Par ailleurs, des personnes ayant perdu certaines de leurs facultés intellectuelles conservent une motricité normale. Il est possible de préserver les facultés de cette catégorie de résidents, sous réserve d'un accompagnement spécifique et durable. Or, dans la mesure où les places font défaut dans les unités de soins ou les hébergements renforcés, ces personnes sont renvoyées à l'EHPAD ordinaire lorsqu'on estime qu'elles sont stabilisées. Les familles constatent que leur parent, qui s'est stabilisé et qui surtout a gagné en sérénité, est replacé en EHPAD ordinaire où, assis sur son fauteuil, totalement inerte, il attend, sans comprendre ce qui se passe. Le sentiment d'abandon, chez une personne qui perd la tête, est immense.

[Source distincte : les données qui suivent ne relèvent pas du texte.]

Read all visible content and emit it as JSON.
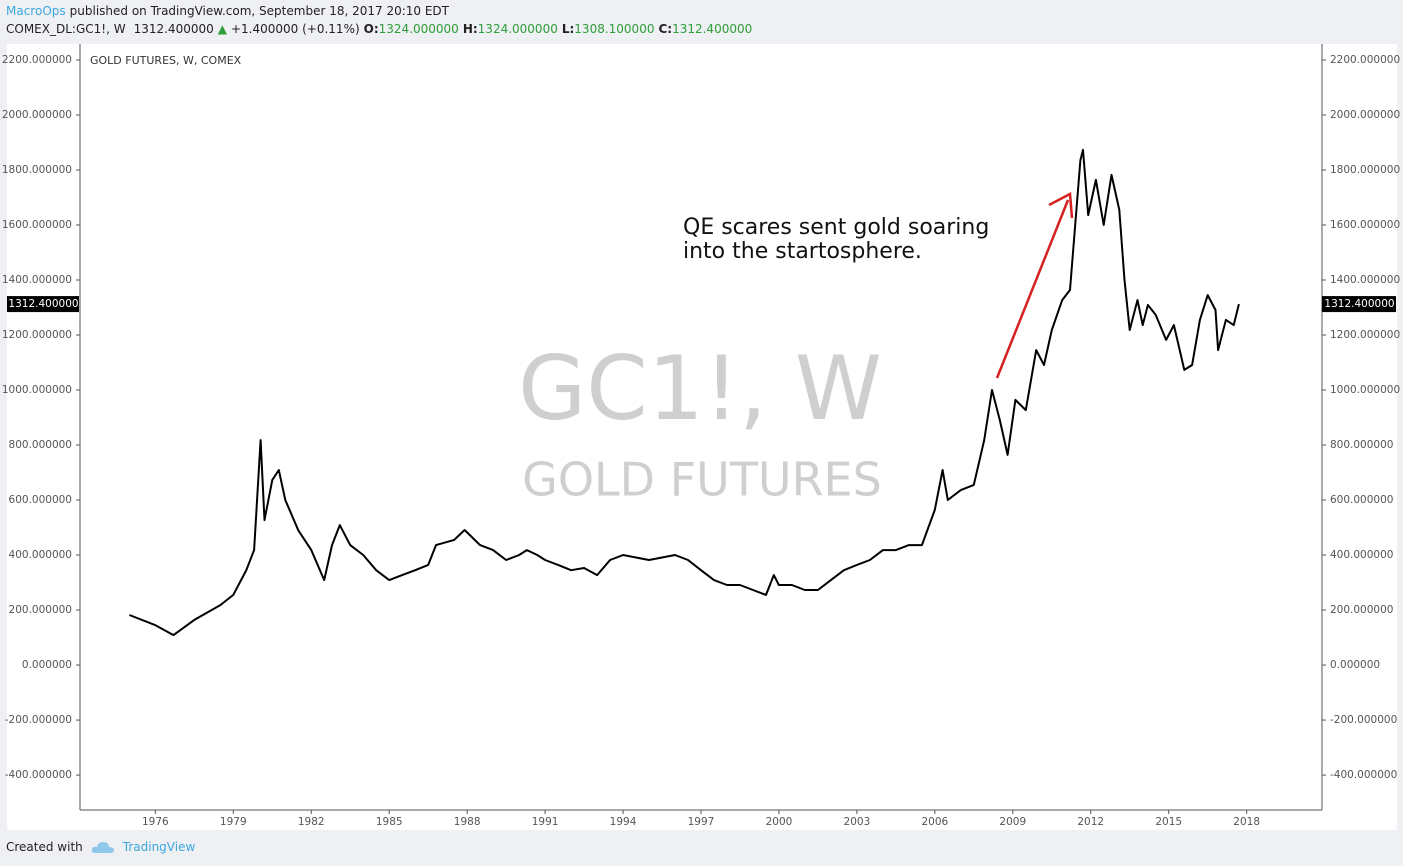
{
  "chart_data": {
    "type": "line",
    "header": {
      "author": "MacroOps",
      "published": "published on TradingView.com, September 18, 2017 20:10 EDT",
      "symbol": "COMEX_DL:GC1!, W",
      "price": "1312.400000",
      "change": "+1.400000 (+0.11%)",
      "open_label": "O:",
      "open": "1324.000000",
      "high_label": "H:",
      "high": "1324.000000",
      "low_label": "L:",
      "low": "1308.100000",
      "close_label": "C:",
      "close": "1312.400000"
    },
    "title": "GOLD FUTURES, W, COMEX",
    "watermark": [
      "GC1!, W",
      "GOLD FUTURES"
    ],
    "annotation": [
      "QE scares sent gold soaring",
      "into the startosphere."
    ],
    "last_label": "1312.400000",
    "footer": {
      "created": "Created with",
      "brand": "TradingView"
    },
    "x": [
      1975.0,
      1976.0,
      1976.7,
      1977.5,
      1978.5,
      1979.0,
      1979.5,
      1979.8,
      1980.05,
      1980.2,
      1980.5,
      1980.75,
      1981.0,
      1981.5,
      1982.0,
      1982.5,
      1982.8,
      1983.1,
      1983.5,
      1984.0,
      1984.5,
      1985.0,
      1985.5,
      1986.0,
      1986.5,
      1986.8,
      1987.5,
      1987.9,
      1988.5,
      1989.0,
      1989.5,
      1990.0,
      1990.3,
      1990.7,
      1991.0,
      1991.5,
      1992.0,
      1992.5,
      1993.0,
      1993.5,
      1994.0,
      1995.0,
      1996.0,
      1996.5,
      1997.0,
      1997.5,
      1998.0,
      1998.5,
      1999.0,
      1999.5,
      1999.8,
      2000.0,
      2000.5,
      2001.0,
      2001.5,
      2002.0,
      2002.5,
      2003.0,
      2003.5,
      2004.0,
      2004.5,
      2005.0,
      2005.5,
      2006.0,
      2006.3,
      2006.5,
      2007.0,
      2007.5,
      2007.9,
      2008.2,
      2008.5,
      2008.8,
      2009.1,
      2009.5,
      2009.9,
      2010.2,
      2010.5,
      2010.9,
      2011.2,
      2011.6,
      2011.7,
      2011.9,
      2012.2,
      2012.5,
      2012.8,
      2013.1,
      2013.3,
      2013.5,
      2013.8,
      2014.0,
      2014.2,
      2014.5,
      2014.9,
      2015.2,
      2015.6,
      2015.9,
      2016.2,
      2016.5,
      2016.8,
      2016.9,
      2017.2,
      2017.5,
      2017.7
    ],
    "series": [
      {
        "name": "GC1!",
        "color": "#000000",
        "values": [
          182,
          145,
          109,
          164,
          218,
          255,
          345,
          418,
          818,
          527,
          673,
          709,
          600,
          490,
          418,
          309,
          436,
          509,
          436,
          400,
          345,
          309,
          327,
          345,
          364,
          436,
          455,
          491,
          436,
          418,
          382,
          400,
          418,
          400,
          382,
          364,
          345,
          353,
          327,
          382,
          400,
          382,
          400,
          382,
          345,
          309,
          291,
          291,
          273,
          255,
          327,
          291,
          291,
          273,
          273,
          309,
          345,
          364,
          382,
          418,
          418,
          436,
          436,
          564,
          709,
          600,
          636,
          655,
          818,
          1000,
          891,
          764,
          964,
          927,
          1145,
          1091,
          1218,
          1327,
          1364,
          1836,
          1873,
          1636,
          1764,
          1600,
          1782,
          1655,
          1400,
          1218,
          1327,
          1236,
          1309,
          1273,
          1182,
          1236,
          1073,
          1091,
          1255,
          1345,
          1291,
          1145,
          1255,
          1236,
          1312.4
        ]
      }
    ],
    "xlim": [
      1973.1,
      2020.9
    ],
    "xticks": [
      1976,
      1979,
      1982,
      1985,
      1988,
      1991,
      1994,
      1997,
      2000,
      2003,
      2006,
      2009,
      2012,
      2015,
      2018
    ],
    "ylim": [
      -527,
      2258
    ],
    "yticks": [
      {
        "value": -400,
        "label": "-400.000000"
      },
      {
        "value": -200,
        "label": "-200.000000"
      },
      {
        "value": 0,
        "label": "0.000000"
      },
      {
        "value": 200,
        "label": "200.000000"
      },
      {
        "value": 400,
        "label": "400.000000"
      },
      {
        "value": 600,
        "label": "600.000000"
      },
      {
        "value": 800,
        "label": "800.000000"
      },
      {
        "value": 1000,
        "label": "1000.000000"
      },
      {
        "value": 1200,
        "label": "1200.000000"
      },
      {
        "value": 1400,
        "label": "1400.000000"
      },
      {
        "value": 1600,
        "label": "1600.000000"
      },
      {
        "value": 1800,
        "label": "1800.000000"
      },
      {
        "value": 2000,
        "label": "2000.000000"
      },
      {
        "value": 2200,
        "label": "2200.000000"
      }
    ],
    "grid": false
  }
}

Des actions s'inscrivant dans la durée doivent être entreprises, et il faut faire en sorte que les EHPAD soient non pas des mouroirs mais des lieux de vie. Un EHPAD n'est pas un établissement sanitaire, c'est une structure médicosociale, un lieu où l'on passe la dernière étape de la vie, ce qui nécessite d'accompagner les personnes dans la vie. Encore faudrait-il que les moyens existent pour une animation adaptée pour éviter tout phénomène de glissement. Dans le cadre des mutualisations d'EHPAD que j'évoquais, les animateurs se partagent entre différents lieux. Il convient de maintenir la vie dans ces établissements. Songeons au numérique, par exemple : les résidents vont changer et certains sont d'ores et déjà demandeurs. Or ils ne peuvent utiliser d'ordinateur car les EHPAD bénéficient rarement d'une connexion wifi adaptée.

Et puis n'oublions pas que manger est le dernier plaisir qui reste aux personnes âgées. Bien manger – dans la limite de l'observation des régimes, évidemment – suppose que les établissements consacrent un budget suffisant aux achats de denrées alimentaires. Cela suppose aussi, peut-être, de ne plus recourir autant aux aliments passés par la chaîne du froid. Certes, l'utilité de cette dernière est avérée sur le plan de l'hygiène, mais les mets sont sans saveur. Lorsqu'un EHPAD consacre 3,50 euros ou 4,50 euros à l'achat de denrées alimentaires par jour et par personne, il me semble que cela soulève des interrogations.